If you prefer to use your own-made filter, you can export a per-read report which summarizes the number of k-mers which can overlap the reference per read-interval using the count command.
This command takes the same parameters as filter, plus a parameter --mode to specify the type of statistical summary you want between sum, max, min, cov, mean and std. Statistics are computed on interval. For example, if max is specified, for each track, the maximum number of overlapping k-mers from this track on a position in the read associated interval is reported.

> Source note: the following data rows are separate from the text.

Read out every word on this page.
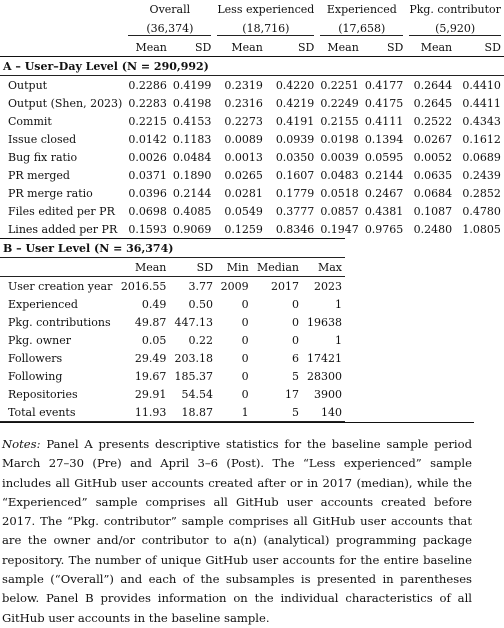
	Overall		Less experienced		Experienced		Pkg. contributor	

	(36,374)		(18,716)		(17,658)		(5,920)	

	Mean	SD	Mean	SD	Mean	SD	Mean	SD
A – User–Day Level (N = 290,992)								
Output	0.2286	0.4199	0.2319	0.4220	0.2251	0.4177	0.2644	0.4410
Output (Shen, 2023)	0.2283	0.4198	0.2316	0.4219	0.2249	0.4175	0.2645	0.4411
Commit	0.2215	0.4153	0.2273	0.4191	0.2155	0.4111	0.2522	0.4343
Issue closed	0.0142	0.1183	0.0089	0.0939	0.0198	0.1394	0.0267	0.1612
Bug fix ratio	0.0026	0.0484	0.0013	0.0350	0.0039	0.0595	0.0052	0.0689
PR merged	0.0371	0.1890	0.0265	0.1607	0.0483	0.2144	0.0635	0.2439
PR merge ratio	0.0396	0.2144	0.0281	0.1779	0.0518	0.2467	0.0684	0.2852
Files edited per PR	0.0698	0.4085	0.0549	0.3777	0.0857	0.4381	0.1087	0.4780
Lines added per PR	0.1593	0.9069	0.1259	0.8346	0.1947	0.9765	0.2480	1.0805
B – User Level (N = 36,374)					
	Mean	SD	Min	Median	Max
User creation year	2016.55	3.77	2009	2017	2023
Experienced	0.49	0.50	0	0	1
Pkg. contributions	49.87	447.13	0	0	19638
Pkg. owner	0.05	0.22	0	0	1
Followers	29.49	203.18	0	6	17421
Following	19.67	185.37	0	5	28300
Repositories	29.91	54.54	0	17	3900
Total events	11.93	18.87	1	5	140
Notes: Panel A presents descriptive statistics for the baseline sample period March 27–30 (Pre) and April 3–6 (Post). The “Less experienced” sample includes all GitHub user accounts created after or in 2017 (median), while the “Experienced” sample comprises all GitHub user accounts created before 2017. The “Pkg. contributor” sample comprises all GitHub user accounts that are the owner and/or contributor to a(n) (analytical) programming package repository. The number of unique GitHub user accounts for the entire baseline sample (“Overall”) and each of the subsamples is presented in parentheses below. Panel B provides information on the individual characteristics of all GitHub user accounts in the baseline sample.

wizardeye count -i alignment.bam -r hg19 --exclude-tags Farm -k 35 -w 1 -bn 0.01 -bo 2 -bl 16500 -d /path/to/database -m max
In this example, track whose are not reported using filter+-r=0.01 should have a 0 in their column, as it means that the maximum number of overlapping k-mers in the interval is 0.
WizardEye produces a tabulation-separated report containing, for each read, the requested :
| read_id | max_sus_scrofa | max_bos_taurus_max | max_ovis_aries |
|---|---|---|---|
| read_1 | 0 | 4524 | 0 |
| read_2 | 422 | 0 | 0 |
| read_3 | 151 | 1254 | 1515 |
| read_4 | 0 | 0 | 0 |
| read_5 | 0 | 0 | 311 |
| read_6 | 122 | 0 | 111 |
If you plan to use the same configuration often to filter your reads, for example in a pipeline, it is possible to export a mask in order to avoid recomputing it continuously:
wizardeye export -r hg19 --exclude-tags Cave -k 35 -w 1 -bn 0.01 -bo 2 -bl 16500 -d /path/to/database -o mask.bed
If you already computed a track outside WizardEye, you can import it manually by providing both BigWig files and the parameters that were used to generate them:
wizardeye import -d /path/to/database -r ref -i input -k 35 -w 20 \
--map-all-bw /path/to/map_all.bw \
--map-uniq-bw /path/to/map_uniq.bw \
--reference-fasta /path/to/reference.fa \
--input-fasta /path/to/input.fa \
-bn 0.01 -bo 2 -bl 16500 -j 8 \
-t Mammalia,Carnivora
This command creates the target/track directory, copies the two BigWig files as map_all.bw and map_uniq.bw, and writes a param.yaml with the provided generation metadata.
It is recommanded to complete your filtration using an evolutionnary-aware method such as Kraken2. This combination is useful to remove both reads that belong to completely different organisms and reads that can be ambiguous between closely related organisms.
Last update of this documentation: 0.1.2.